Strange Horizons, April 6, 2015
“Noise Pollution” by Alison Wilgus
Reviewed by Bob Blough
“Noise Pollution” is a first sale by Alison Wilgus. It’s an urban fantasy but with a slight twist. The setting is the usual – grubby city life, down-and-outers, and pollution. Cheryl is late for choir rehearsal at church when she is detained by a boy selling cassette tapes on the street. It turns out that Cheryl is a “Musical.” That means she has complete pitch clarity and tonal perfection and is using it in a magical way individually and through the choir. Unfortunately she must have musical/magical spells always playing to shield her from the noise that threatens to devour her kind. She uses tape decks and walkmans to play over and over these musical spells and is always on the lookout for new tapes. Thus, the reason she stops at this boy’s spread-out blanket to dicker over the tapes. But in so doing her batteries run out and she is discovered by the noise pollution of the title.

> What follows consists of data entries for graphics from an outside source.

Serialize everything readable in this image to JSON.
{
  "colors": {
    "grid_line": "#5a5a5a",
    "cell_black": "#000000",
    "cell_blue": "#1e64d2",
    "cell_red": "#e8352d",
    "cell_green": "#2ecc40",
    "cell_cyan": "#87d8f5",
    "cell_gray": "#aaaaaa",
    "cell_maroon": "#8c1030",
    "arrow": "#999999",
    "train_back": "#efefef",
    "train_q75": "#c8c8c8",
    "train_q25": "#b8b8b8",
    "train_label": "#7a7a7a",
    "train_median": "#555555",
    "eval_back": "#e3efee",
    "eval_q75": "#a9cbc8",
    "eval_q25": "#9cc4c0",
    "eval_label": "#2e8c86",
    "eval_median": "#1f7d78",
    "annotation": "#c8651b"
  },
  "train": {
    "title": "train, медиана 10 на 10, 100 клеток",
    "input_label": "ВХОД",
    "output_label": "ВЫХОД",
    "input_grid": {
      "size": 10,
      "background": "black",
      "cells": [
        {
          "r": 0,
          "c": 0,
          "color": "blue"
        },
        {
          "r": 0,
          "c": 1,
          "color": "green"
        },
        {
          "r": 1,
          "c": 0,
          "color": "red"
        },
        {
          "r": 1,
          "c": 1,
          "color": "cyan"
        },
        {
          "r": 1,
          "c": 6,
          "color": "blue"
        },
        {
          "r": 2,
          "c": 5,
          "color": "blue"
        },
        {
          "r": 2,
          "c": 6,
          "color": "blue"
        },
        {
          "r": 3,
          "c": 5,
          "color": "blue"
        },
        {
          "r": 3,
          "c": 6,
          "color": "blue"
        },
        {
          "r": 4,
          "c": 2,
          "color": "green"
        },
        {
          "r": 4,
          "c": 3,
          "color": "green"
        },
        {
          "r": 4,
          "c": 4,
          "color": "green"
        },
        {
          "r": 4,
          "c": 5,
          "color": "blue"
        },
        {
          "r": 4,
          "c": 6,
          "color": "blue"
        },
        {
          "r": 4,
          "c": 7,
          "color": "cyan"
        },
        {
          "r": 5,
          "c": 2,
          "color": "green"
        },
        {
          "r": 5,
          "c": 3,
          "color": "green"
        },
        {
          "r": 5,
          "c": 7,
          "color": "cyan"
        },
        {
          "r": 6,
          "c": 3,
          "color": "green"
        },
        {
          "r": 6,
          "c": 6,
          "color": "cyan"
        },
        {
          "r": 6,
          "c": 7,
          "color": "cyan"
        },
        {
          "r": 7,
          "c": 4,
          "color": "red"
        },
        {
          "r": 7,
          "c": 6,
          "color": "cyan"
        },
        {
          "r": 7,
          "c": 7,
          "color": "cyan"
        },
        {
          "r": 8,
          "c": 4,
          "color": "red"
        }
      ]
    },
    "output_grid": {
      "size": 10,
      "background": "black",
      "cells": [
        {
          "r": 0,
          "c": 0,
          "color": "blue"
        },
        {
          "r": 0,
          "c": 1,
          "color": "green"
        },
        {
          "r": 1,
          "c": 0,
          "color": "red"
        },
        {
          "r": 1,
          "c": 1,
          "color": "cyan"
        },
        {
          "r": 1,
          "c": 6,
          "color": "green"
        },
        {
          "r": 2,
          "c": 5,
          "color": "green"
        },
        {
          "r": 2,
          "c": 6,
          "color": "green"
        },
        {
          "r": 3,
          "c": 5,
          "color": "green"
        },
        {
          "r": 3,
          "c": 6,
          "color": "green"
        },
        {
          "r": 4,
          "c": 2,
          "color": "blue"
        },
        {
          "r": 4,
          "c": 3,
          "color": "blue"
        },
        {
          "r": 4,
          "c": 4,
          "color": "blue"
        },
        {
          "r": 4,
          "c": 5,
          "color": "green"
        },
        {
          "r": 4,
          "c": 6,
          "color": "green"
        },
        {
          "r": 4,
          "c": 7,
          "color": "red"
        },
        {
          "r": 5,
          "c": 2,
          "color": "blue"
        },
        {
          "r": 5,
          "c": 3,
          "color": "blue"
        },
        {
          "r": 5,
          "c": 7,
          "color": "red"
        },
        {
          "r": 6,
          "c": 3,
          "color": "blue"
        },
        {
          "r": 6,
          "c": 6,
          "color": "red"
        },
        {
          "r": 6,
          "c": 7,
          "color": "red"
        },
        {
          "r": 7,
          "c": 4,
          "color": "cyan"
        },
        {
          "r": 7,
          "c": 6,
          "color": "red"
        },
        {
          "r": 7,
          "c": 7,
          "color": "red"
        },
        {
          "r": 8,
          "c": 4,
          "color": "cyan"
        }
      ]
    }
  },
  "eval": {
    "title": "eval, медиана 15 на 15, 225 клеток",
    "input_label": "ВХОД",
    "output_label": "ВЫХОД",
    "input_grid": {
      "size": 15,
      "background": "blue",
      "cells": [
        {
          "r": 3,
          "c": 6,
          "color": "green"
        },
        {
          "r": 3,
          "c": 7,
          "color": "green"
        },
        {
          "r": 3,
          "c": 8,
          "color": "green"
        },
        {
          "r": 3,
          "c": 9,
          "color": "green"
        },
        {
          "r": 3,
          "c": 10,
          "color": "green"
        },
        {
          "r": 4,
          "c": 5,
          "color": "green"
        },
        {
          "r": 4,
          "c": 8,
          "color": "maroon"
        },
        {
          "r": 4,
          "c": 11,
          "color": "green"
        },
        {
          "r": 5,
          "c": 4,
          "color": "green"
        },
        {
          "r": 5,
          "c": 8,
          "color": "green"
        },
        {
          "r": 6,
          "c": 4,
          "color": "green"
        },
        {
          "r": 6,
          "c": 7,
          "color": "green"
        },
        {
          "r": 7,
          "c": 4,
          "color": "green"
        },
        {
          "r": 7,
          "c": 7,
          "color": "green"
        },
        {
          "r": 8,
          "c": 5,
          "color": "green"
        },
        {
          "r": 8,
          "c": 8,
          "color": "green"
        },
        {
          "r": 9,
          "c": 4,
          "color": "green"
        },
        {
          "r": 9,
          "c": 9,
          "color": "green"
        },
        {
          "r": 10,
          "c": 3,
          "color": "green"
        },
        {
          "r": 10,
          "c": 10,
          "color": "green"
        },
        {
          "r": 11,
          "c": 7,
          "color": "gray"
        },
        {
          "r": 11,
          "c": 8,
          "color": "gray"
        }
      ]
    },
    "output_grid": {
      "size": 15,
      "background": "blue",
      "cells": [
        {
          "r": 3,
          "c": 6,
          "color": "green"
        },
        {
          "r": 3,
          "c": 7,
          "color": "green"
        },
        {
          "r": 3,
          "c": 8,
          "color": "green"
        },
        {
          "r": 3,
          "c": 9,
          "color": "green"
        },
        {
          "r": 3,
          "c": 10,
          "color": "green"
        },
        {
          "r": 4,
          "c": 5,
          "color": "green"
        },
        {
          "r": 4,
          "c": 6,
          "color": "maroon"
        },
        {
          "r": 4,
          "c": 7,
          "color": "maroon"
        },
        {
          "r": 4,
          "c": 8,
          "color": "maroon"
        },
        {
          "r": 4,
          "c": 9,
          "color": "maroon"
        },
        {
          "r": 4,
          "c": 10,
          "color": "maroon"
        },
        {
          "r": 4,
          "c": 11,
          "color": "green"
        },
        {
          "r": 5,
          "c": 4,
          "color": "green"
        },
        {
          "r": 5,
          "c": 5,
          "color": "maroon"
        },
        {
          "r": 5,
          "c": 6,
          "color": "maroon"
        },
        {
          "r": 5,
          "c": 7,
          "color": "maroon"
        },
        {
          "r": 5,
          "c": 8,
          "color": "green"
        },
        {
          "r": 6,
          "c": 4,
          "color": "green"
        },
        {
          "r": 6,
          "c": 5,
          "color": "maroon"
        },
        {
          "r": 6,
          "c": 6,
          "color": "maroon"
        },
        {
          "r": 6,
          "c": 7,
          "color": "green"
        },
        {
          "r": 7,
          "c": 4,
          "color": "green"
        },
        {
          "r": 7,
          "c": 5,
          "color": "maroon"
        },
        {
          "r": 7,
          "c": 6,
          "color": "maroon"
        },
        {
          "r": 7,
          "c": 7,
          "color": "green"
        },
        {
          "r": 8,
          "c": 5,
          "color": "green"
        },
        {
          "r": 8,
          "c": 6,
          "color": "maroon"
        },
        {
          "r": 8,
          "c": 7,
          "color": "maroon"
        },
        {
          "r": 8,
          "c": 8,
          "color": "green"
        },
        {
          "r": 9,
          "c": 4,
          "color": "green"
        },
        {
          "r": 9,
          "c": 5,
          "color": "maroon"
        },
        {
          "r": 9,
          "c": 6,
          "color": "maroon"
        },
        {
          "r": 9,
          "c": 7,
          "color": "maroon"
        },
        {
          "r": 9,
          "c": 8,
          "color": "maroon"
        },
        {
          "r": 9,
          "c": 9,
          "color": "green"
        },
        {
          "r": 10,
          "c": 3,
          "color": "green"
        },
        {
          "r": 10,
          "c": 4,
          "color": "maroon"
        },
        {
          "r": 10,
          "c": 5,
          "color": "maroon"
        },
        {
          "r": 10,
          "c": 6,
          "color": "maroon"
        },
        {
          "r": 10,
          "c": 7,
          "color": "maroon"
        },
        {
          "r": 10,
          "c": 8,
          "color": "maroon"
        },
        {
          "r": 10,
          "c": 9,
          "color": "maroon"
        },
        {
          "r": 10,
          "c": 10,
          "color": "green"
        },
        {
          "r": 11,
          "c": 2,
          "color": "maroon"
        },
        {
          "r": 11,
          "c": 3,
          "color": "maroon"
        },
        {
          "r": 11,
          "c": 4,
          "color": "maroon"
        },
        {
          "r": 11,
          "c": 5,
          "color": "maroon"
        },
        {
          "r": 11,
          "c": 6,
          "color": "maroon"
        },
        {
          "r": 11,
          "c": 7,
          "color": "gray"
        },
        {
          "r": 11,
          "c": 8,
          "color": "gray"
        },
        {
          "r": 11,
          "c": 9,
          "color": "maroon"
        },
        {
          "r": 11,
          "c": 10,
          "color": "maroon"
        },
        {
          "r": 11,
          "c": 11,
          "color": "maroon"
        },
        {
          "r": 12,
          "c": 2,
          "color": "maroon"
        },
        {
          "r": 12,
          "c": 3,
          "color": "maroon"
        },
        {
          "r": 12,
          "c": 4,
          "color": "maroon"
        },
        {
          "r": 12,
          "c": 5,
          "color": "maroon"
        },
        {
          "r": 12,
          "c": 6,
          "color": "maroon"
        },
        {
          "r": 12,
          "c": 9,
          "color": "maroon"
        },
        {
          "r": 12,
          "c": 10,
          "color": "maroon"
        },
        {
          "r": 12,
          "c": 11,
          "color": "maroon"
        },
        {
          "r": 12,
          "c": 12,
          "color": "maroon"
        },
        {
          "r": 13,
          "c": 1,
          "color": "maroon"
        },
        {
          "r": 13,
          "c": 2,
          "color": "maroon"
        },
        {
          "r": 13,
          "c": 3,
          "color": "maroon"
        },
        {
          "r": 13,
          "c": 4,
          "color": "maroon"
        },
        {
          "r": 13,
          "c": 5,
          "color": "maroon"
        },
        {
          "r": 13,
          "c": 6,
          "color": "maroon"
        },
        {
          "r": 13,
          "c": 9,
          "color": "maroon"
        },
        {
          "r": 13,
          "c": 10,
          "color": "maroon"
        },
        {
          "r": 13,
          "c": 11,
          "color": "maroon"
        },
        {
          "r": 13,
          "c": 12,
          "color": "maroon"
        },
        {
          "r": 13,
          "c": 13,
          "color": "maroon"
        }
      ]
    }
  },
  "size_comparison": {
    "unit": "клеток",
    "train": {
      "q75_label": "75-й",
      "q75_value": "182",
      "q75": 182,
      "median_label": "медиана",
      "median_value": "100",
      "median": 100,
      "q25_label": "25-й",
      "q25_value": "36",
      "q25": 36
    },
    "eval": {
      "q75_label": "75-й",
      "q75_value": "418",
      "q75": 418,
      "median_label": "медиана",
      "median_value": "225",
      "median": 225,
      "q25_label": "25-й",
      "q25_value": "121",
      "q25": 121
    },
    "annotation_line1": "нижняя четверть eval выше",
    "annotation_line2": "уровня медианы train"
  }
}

That is a lot to get out in a short story such as this. The attack of the pollution is an incident to hang the world building on and not much else. The setting is not new but the atmosphere is clearly and well created. The characters, although again not terribly original, are drawn very well. As a first sale, this is an evocative piece of writing. But it is a scenario we have seen over and over again. The magical twist is not enough to make it memorable.